Сниму мини-вэн, сказала я бодро, вкатим туда кресло… наймем пилота. Да к черту пилота! – что я, сама не справлюсь, что ли? Это недешево, снять целый шар на маленькую компанию, но мы справимся.
– Мы справимся! – подхватил Мэри с энтузиазмом. Говорю тебе: ему раз и навсегда исполнилось четырнадцать лет.
Словом, мне уже было как-то не до их богатого дома, который внутри оказался совсем не богатым – в смысле обстановки, – хотя и просторным, с высокими потолками, с лепными карнизами, с великолепными, вишневыми перилами лестниц того же возраста, что и кухня…
Чуть позже, когда явился Кеннет-филиппинец, сменная сиделка, и мы покинули Генри, я строго допросила Мэри, не давая ему свернуть в сторону и морочить мне голову.
Пересказываю кратко, так как к делу это не слишком относится и тебе мало чем пригодится.

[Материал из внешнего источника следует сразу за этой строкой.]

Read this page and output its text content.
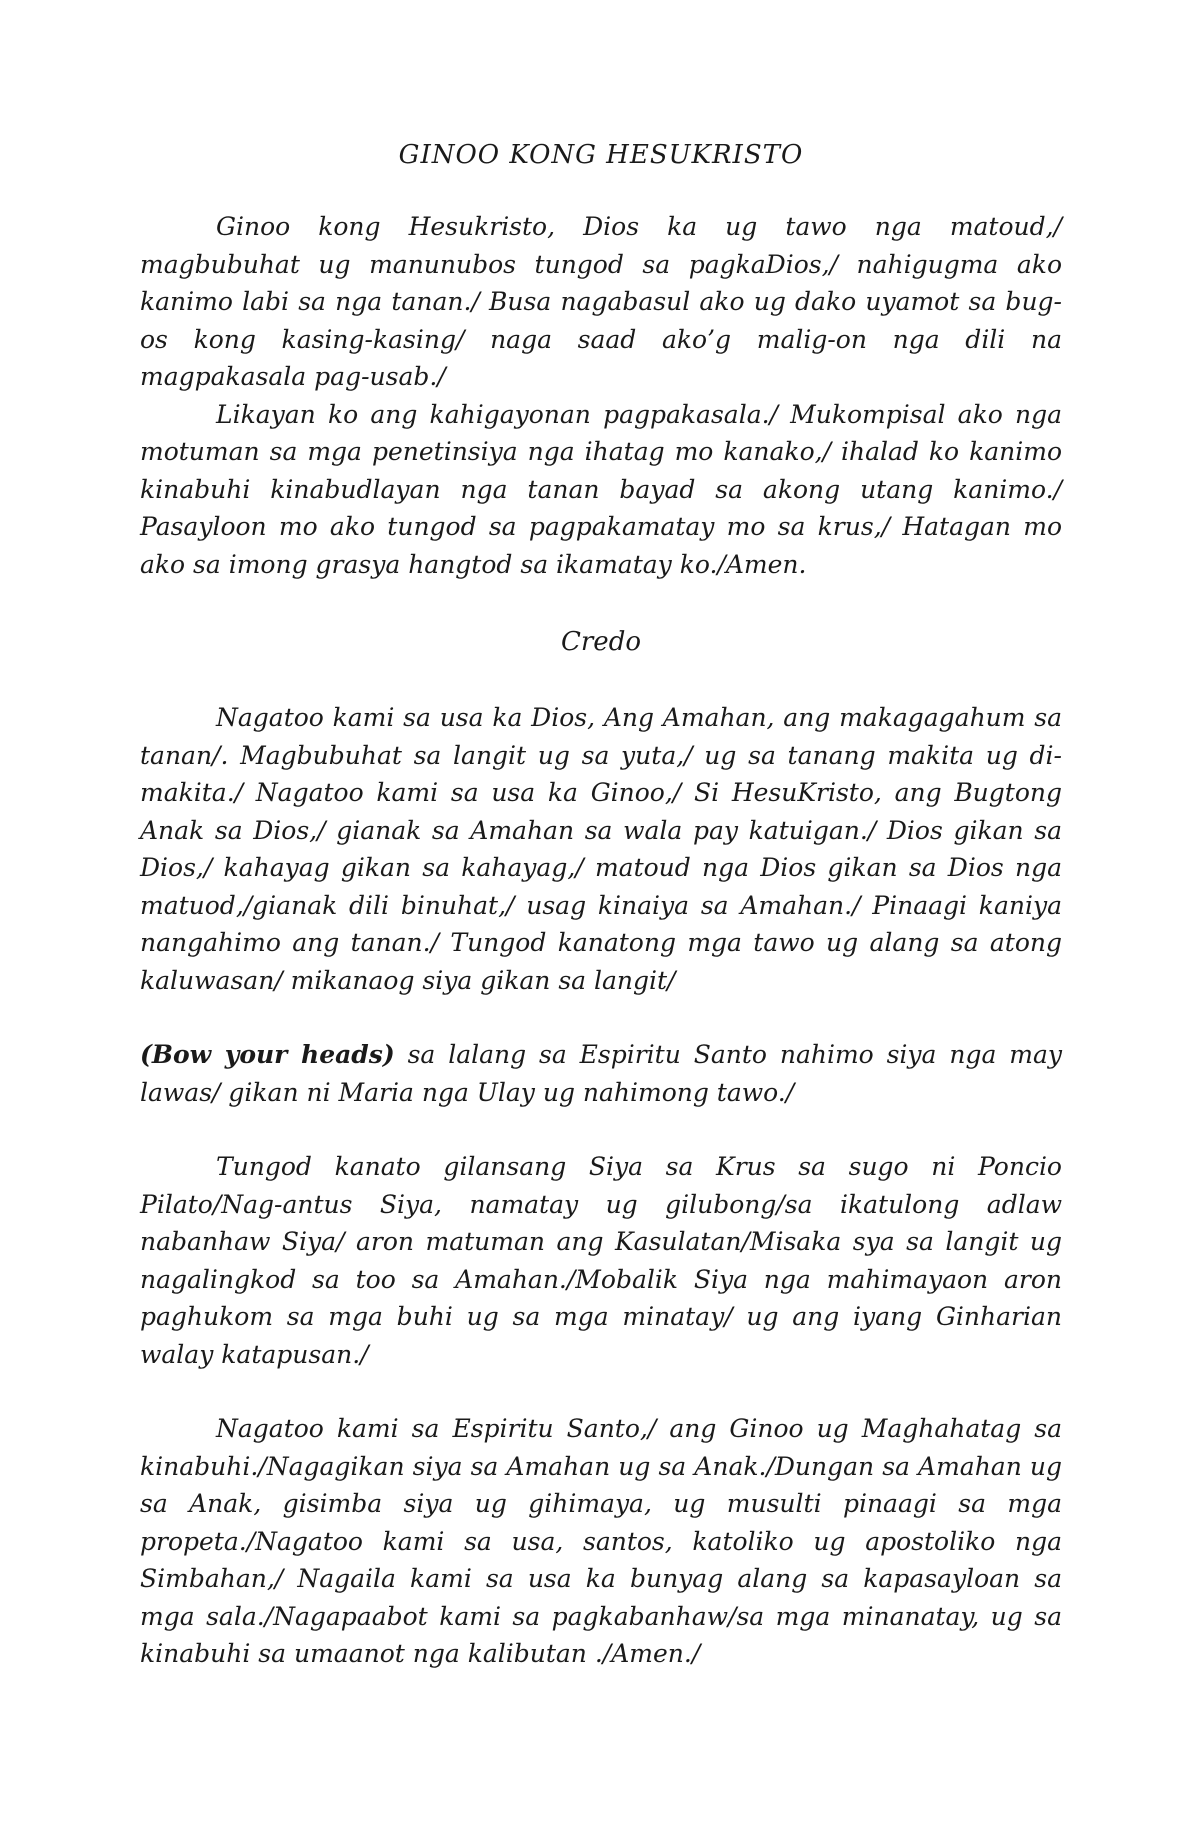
GINOO KONG HESUKRISTO

Ginoo kong Hesukristo, Dios ka ug tawo nga matoud,/ magbubuhat ug manunubos tungod sa pagkaDios,/ nahigugma ako kanimo labi sa nga tanan./ Busa nagabasul ako ug dako uyamot sa bug-os kong kasing-kasing/ naga saad ako’g malig-on nga dili na magpakasala pag-usab./

Likayan ko ang kahigayonan pagpakasala./ Mukompisal ako nga motuman sa mga penetinsiya nga ihatag mo kanako,/ ihalad ko kanimo kinabuhi kinabudlayan nga tanan bayad sa akong utang kanimo./ Pasayloon mo ako tungod sa pagpakamatay mo sa krus,/ Hatagan mo ako sa imong grasya hangtod sa ikamatay ko./Amen.

Credo

Nagatoo kami sa usa ka Dios, Ang Amahan, ang makagagahum sa tanan/. Magbubuhat sa langit ug sa yuta,/ ug sa tanang makita ug di-makita./ Nagatoo kami sa usa ka Ginoo,/ Si HesuKristo, ang Bugtong Anak sa Dios,/ gianak sa Amahan sa wala pay katuigan./ Dios gikan sa Dios,/ kahayag gikan sa kahayag,/ matoud nga Dios gikan sa Dios nga matuod,/gianak dili binuhat,/ usag kinaiya sa Amahan./ Pinaagi kaniya nangahimo ang tanan./ Tungod kanatong mga tawo ug alang sa atong kaluwasan/ mikanaog siya gikan sa langit/

(Bow your heads) sa lalang sa Espiritu Santo nahimo siya nga may lawas/ gikan ni Maria nga Ulay ug nahimong tawo./

Tungod kanato gilansang Siya sa Krus sa sugo ni Poncio Pilato/Nag-antus Siya, namatay ug gilubong/sa ikatulong adlaw nabanhaw Siya/ aron matuman ang Kasulatan/Misaka sya sa langit ug nagalingkod sa too sa Amahan./Mobalik Siya nga mahimayaon aron paghukom sa mga buhi ug sa mga minatay/ ug ang iyang Ginharian walay katapusan./

Nagatoo kami sa Espiritu Santo,/ ang Ginoo ug Maghahatag sa kinabuhi./Nagagikan siya sa Amahan ug sa Anak./Dungan sa Amahan ug sa Anak, gisimba siya ug gihimaya, ug musulti pinaagi sa mga propeta./Nagatoo kami sa usa, santos, katoliko ug apostoliko nga Simbahan,/ Nagaila kami sa usa ka bunyag alang sa kapasayloan sa mga sala./Nagapaabot kami sa pagkabanhaw/sa mga minanatay, ug sa kinabuhi sa umaanot nga kalibutan ./Amen./
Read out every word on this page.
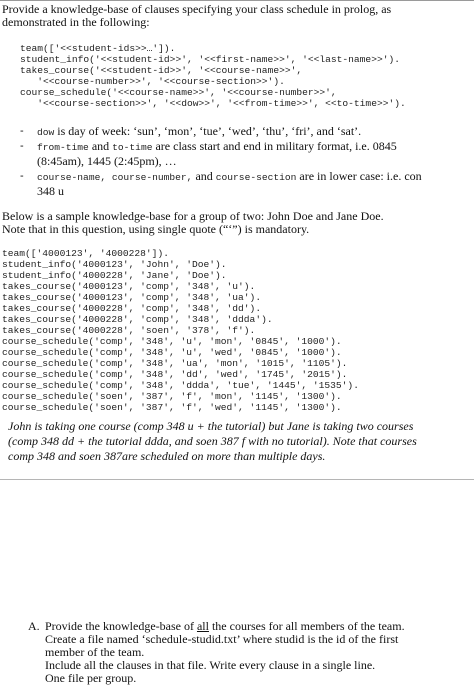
Provide a knowledge-base of clauses specifying your class schedule in prolog, as
demonstrated in the following:
team(['<<student-ids>>…']).
student_info('<<student-id>>', '<<first-name>>', '<<last-name>>').
takes_course('<<student-id>>', '<<course-name>>',
'<<course-number>>', '<<course-section>>').
course_schedule('<<course-name>>', '<<course-number>>',
'<<course-section>>', '<<dow>>', '<<from-time>>', <<to-time>>').
- dow is day of week: ‘sun’, ‘mon’, ‘tue’, ‘wed’, ‘thu’, ‘fri’, and ‘sat’.
- from-time and to-time are class start and end in military format, i.e. 0845
(8:45am), 1445 (2:45pm), …
- course-name, course-number, and course-section are in lower case: i.e. con
348 u
Below is a sample knowledge-base for a group of two: John Doe and Jane Doe.
Note that in this question, using single quote (“‘”) is mandatory.
team(['4000123', '4000228']).
student_info('4000123', 'John', 'Doe').
student_info('4000228', 'Jane', 'Doe').
takes_course('4000123', 'comp', '348', 'u').
takes_course('4000123', 'comp', '348', 'ua').
takes_course('4000228', 'comp', '348', 'dd').
takes_course('4000228', 'comp', '348', 'ddda').
takes_course('4000228', 'soen', '378', 'f').
course_schedule('comp', '348', 'u', 'mon', '0845', '1000').
course_schedule('comp', '348', 'u', 'wed', '0845', '1000').
course_schedule('comp', '348', 'ua', 'mon', '1015', '1105').
course_schedule('comp', '348', 'dd', 'wed', '1745', '2015').
course_schedule('comp', '348', 'ddda', 'tue', '1445', '1535').
course_schedule('soen', '387', 'f', 'mon', '1145', '1300').
course_schedule('soen', '387', 'f', 'wed', '1145', '1300').
John is taking one course (comp 348 u + the tutorial) but Jane is taking two courses
(comp 348 dd + the tutorial ddda, and soen 387 f with no tutorial). Note that courses
comp 348 and soen 387are scheduled on more than multiple days.
A. Provide the knowledge-base of all the courses for all members of the team.
Create a file named ‘schedule-studid.txt’ where studid is the id of the first
member of the team.
Include all the clauses in that file. Write every clause in a single line.
One file per group.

Значит, так…
После того как отец (героически смелый человек!) так малодушно распорядился своей жизнью и пацаны – и родной, и сиротка, привезенный с другого конца света, – остались бесхозными, в картинке нарисовалась бабка. Она и раньше с ними жила, но, как говорится, судьба поставила ее перед фактом, и она вынуждена была вникать, хотя не слишком-то горела заниматься этим детским садом.
Между прочим, она еще жива, ныне пребывает в богатейшем доме престарелых, где у нее уютные апартаменты и квалифицированная обслуга. Полагаю, выдает мальчикам на жизнь – если не спятила там окончательно – какие-то приличные деньги. Но главный капитал они должны получить после ее смерти и тоже не полным куском, а в виде ежемесячных выплат под недреманным оком целого взвода адвокатов. Короче, старуха не промах, но Мэри, святой балбес, отзывается о бабке не иначе как о «милой нашей старушке».
Насчет «милой» старушки, и тоже в двух словах: биография у бабки не хилая. Родилась уже здесь, в семье эмигрантов из России; к тому времени у ее папани была налажена торговля всяким пыльным старьем. Не то чтобы утиль, говорит Мэри, но одежда и обувь даже не со вторых, так сказать, а с третьих рук. Девочка росла шустрая, рукастенькая, сообразительная: и папане в лавке помочь, и братикам сопли подтереть, а попутно выискивала проволочки-ленточки, вырезала из старья красивые лоскутки, мастерила миленькие цветы на шляпки и платья. Подросла и нанялась в соседнее ателье к мадам Шапиро – «Изысканные европейские фасоны» – то же старье, но не столь позорное.
Годам к двадцати трем эта леди уже купила собственную пошивочную, а к середине жизни владела и командовала лично – никому не доверяя! – дюжиной салонов дамской одежды, для жилья прикупив в богатом районе города тот самый особняк, где и обитают сейчас Генри и Мэри. Бабка, я поняла, еще вполне ничего – ходит, правда, с ходунками и слегка путает времена и внуков, но насчет денег строга и неумолима: по ее завещанию внуки так и будут получать приличные суммы на жизнь. На жизнь, а не на университетские проекты Генри и не на
Нет, все же я рассказываю тебе не с того конца. Хотя конец маячит в недалеком будущем: Генри уже сейчас в тяжелом состоянии, а в ближайшие полгода-год, как поведал мне интернет, можно ожидать «поражения дыхательной мускулатуры и затем смерти от инфекции дыхательных путей». Так что с катанием на воздушном шаре следует поторопиться, пусть даже он и уйдет в вышине. Не худший способ вознестись.
Само собой, он обихожен сиделками – ночными и дневными, и опытным медперсоналом, но… Дальше вступает Мэри:
– Понимаешь, – говорит он, – я просто хочу, чтобы рядом с братом была достойная женщина. Не для секса, ему это не нужно.
– А для чего? – прямо спрашиваю я, не сводя сурового взгляда с его мельтешащей фигуры: бывают такие слишком быстро выросшие подростки, которые никак не могут приспособиться и привыкнуть к своему новому телу.
И он сникает, опускается на стул, мнется, прячет лапы между колен, застенчиво пожимает своими прилично развитыми сутуловатыми плечами.
– Но женское общество – это не только секс… – произносит он укоризненно, умоляюще на меня глядя. – Это обаяние гораздо более тонких, более глубоких отношений…
И переводит взгляд на обшарпанный комод, явно привезенный со склада «Армии спасения»: там стоит фотография здорового Генри, в белых шортах и майке, с клюшкой для гольфа; он обвешан сразу тремя девицами – плейбой и везунчик, и, что там говорить, красавец.
Короче, Мэри, этот самоотверженный идиот, решил предоставить брату женское общество в своем лице.